Başbakan bakanı çağırmış;
– Al sana dört altın, koş elma al.
Bakan saray sorumlusunu çağırmış;
– Al sana üç altın, koş elma al.
Saray sorumlusu muhafız komutanını çağırmış;
– Al sana iki altın, koş elma al.
Komutan nöbetçiyi çağırmış;
– Al sana bir altın, koş elma al.
Nöbetçi çıkmış satıcı ihtiyarı yakasından tutmuş ve;
– Hey sen, ne bağırıyorsun? Burası han mı, yoksa saray mı? Defol buradan. Arabana da elmalara da el koyuyorum.
Nöbetçi, muhafız komutanına dönmüş;
– İşte şef, iyi dalavere çevirdim. Bir altına yarım araba elma.

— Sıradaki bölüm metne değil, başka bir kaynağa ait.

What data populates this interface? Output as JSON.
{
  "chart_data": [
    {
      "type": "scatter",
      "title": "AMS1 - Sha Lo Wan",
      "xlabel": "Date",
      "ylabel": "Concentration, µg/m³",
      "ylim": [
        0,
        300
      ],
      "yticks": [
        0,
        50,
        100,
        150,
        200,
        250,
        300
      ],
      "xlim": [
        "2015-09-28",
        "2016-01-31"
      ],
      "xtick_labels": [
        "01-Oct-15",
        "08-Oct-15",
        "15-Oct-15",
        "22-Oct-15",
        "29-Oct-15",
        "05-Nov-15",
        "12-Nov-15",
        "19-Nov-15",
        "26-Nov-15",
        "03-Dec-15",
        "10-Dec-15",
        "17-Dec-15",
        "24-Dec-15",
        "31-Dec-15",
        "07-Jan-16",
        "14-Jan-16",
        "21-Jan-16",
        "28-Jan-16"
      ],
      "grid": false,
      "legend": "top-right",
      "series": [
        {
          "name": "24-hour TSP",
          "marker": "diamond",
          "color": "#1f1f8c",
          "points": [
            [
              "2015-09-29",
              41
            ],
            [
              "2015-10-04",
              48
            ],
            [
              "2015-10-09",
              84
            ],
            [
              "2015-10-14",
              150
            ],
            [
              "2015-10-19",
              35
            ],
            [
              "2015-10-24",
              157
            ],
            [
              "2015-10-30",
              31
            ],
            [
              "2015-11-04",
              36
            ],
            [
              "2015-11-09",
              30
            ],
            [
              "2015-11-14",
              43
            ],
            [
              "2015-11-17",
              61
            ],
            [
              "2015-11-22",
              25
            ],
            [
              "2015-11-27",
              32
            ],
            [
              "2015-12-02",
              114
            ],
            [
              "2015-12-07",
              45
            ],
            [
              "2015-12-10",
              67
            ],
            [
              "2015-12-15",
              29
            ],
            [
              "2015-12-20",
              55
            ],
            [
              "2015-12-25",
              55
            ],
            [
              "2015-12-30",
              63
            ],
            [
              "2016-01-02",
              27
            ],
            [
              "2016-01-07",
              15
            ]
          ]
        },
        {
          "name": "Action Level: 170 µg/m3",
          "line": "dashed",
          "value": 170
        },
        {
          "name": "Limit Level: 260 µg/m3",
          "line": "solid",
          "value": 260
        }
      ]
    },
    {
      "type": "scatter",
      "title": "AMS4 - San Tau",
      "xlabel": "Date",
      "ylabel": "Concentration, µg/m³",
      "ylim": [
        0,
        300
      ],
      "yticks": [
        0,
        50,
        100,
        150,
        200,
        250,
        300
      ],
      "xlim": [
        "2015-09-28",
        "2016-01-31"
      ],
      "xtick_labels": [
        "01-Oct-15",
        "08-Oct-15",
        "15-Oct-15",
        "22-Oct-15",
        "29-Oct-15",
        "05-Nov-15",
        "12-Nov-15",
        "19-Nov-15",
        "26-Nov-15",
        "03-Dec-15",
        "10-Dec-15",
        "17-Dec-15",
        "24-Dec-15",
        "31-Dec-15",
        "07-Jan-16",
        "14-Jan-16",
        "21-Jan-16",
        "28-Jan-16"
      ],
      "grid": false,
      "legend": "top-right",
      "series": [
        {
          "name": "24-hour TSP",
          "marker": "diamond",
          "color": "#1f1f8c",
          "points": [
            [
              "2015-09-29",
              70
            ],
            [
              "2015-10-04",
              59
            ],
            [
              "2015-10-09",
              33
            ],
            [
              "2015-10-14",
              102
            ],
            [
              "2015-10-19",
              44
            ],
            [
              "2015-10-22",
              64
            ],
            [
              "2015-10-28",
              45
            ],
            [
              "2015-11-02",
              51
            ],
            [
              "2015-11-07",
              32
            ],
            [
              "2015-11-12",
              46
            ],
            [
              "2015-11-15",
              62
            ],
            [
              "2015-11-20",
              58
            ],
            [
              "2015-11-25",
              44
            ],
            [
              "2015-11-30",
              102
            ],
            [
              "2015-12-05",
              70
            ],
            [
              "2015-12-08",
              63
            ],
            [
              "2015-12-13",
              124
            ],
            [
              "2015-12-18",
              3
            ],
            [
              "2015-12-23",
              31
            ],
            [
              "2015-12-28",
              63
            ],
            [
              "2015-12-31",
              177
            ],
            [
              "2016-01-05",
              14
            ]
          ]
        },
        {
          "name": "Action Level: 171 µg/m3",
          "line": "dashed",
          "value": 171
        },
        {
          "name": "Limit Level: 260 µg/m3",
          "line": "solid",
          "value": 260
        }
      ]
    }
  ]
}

Komutan saray sorumlusuna dönmüş;
– İşte, iki altına bir çuval elma.
Saray sorumlusu bakana dönmüş;
– İşte, üç altına bir torba elma.
Bakan başbakan’a dönmüş;
– İşte, dört altına yarım torba elma.
Başbakan kralın huzuruna çıkmış;
– İşte kralım, emrettiğiniz gibi. Buyurun, beş elma.
Oturuyor kral taht odasında ve düşünüyor;
”Beş elma-beş altın. Bir elma-bir altın ve halk elmalara hücum ediyor. Demekki vatandaşın durumu çok iyi. Bu halkın vergilerini hemen arttırmam lazım!”